11. O art.º 61.º do Decreto-Lei n.º 72/2008, de 16/04, no sentido de a falta de pagamento do prémio determinar a resolução automática do contrato na data do vencimento do prémio/fração, não prevalece o regime especial do DL 291/2007 (art.º 2.º do DL 72/2008).

12. A Ré A… não pode deixar de ser condenada nos presentes autos.

13. A douta sentença de fls, violou os art.º 28.º e 29.º do DL 291/2007, de 21 de agosto”.

Será assim?

Resulta dos factos provados que o, agora, apelante, pagou as quantias por si referidas, a título de danos patrimoniais que resultaram de acidente de viação sob apreciação. Fê-lo, ao abrigo do disposto no art.º 50º, n.º 1 do Decreto-Lei n.º 291/2007, de 21.8 - “ocorrendo um fundado conflito entre o Fundo de Garantia Automóvel e uma empresa de seguros sobre qual deles recai o dever de indemnizar, deve o Fundo reparar os danos sofridos pelo lesado que caiba indemnizar, sem prejuízo de vir a ser reembolsado pela empresa de seguros, se sobre esta vier a final a impender essa responsabilidade, e em termos correspondentes aos previstos no n.º 1 do artigo 54.º, adicionados dos juros de mora à taxa legal, devidos desde a data do pagamento da indemnização pelo Fundo, e incrementados estes últimos em 25%”.
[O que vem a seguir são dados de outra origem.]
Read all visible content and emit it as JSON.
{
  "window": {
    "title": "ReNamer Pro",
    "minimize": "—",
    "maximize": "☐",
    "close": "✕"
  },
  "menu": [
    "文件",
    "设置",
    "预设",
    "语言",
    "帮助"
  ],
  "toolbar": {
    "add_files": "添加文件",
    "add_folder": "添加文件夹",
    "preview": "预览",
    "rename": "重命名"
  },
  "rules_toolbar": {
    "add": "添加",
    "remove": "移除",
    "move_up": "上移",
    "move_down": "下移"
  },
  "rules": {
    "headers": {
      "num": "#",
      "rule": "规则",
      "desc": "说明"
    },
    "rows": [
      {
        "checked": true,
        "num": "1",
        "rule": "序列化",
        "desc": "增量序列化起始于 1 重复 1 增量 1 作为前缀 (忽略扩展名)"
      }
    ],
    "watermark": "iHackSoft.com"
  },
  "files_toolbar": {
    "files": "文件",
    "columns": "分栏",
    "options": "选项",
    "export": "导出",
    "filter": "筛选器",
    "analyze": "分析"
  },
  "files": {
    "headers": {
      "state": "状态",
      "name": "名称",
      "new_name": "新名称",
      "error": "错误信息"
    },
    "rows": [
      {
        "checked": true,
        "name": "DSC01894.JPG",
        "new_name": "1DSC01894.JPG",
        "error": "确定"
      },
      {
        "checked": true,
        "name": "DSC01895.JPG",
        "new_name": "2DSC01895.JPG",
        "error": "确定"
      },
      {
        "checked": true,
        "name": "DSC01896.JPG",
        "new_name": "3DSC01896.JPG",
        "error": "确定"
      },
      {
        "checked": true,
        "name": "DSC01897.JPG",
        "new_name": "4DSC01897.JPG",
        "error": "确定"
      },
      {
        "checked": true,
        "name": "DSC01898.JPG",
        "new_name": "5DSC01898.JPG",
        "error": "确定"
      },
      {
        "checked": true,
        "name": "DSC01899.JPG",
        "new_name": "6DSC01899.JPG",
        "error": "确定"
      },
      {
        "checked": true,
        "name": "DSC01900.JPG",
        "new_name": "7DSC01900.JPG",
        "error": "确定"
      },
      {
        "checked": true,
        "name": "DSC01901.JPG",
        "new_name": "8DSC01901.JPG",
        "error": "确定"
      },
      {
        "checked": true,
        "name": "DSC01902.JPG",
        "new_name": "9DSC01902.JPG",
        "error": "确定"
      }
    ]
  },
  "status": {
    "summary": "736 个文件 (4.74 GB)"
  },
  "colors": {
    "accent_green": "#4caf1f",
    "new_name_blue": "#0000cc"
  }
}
Tendo a Ré A… declinado o sinistro, não assumindo a regularização do mesmo, o Apelante suportou a reparação dos danos de J…, proprietário do ZC, pagando-lhe € 5.327,00 pela perda total do veículo, bem como das Infraestruturas de Portugal, nos termos referidos no ponto 36) dos factos provados.

E a questão, a tratar nesta instância, é esta:

O Autor/Apelante tem direito a ser reembolsado, pela Ré A…, pelo pagamento das referidas indemnizações?

Tal resposta está dependente da questão de saber se, à data da ocorrência do sinistro – 2-5-2019 – estava ou não transferida para a Ré A… a responsabilidade civil emergente da circulação do veículo pesado de mercadorias com a matrícula FG….

Para a resolução de tal questão, mostram os autos:

1- No dia 22 de Março de 2018, as RR. Companhia de Seguros A…, S.A. e T… , Lda celebraram um contrato de seguro obrigatório de responsabilidade civil automóvel, designado por “A… Frotas”, titulado pela apólice n.º …, válida entre as 16h05m do dia 22 de Março de 2018 e as 24h00m do dia 31 de Dezembro de 2018, anual e automaticamente renovável pelo prazo de um ano e seguintes, a partir de 1 de Janeiro de 2019 (5º da contestação da R. A…).

2- Por meio do contrato referido em 1), a R. T… transferiu para a R. Seguradora a responsabilidade civil emergente da circulação de vários veículos automóveis de que era proprietária, entre os quais se encontrava o veículo pesado de mercadorias com a matrícula FG… (6º da contestação da R. A…).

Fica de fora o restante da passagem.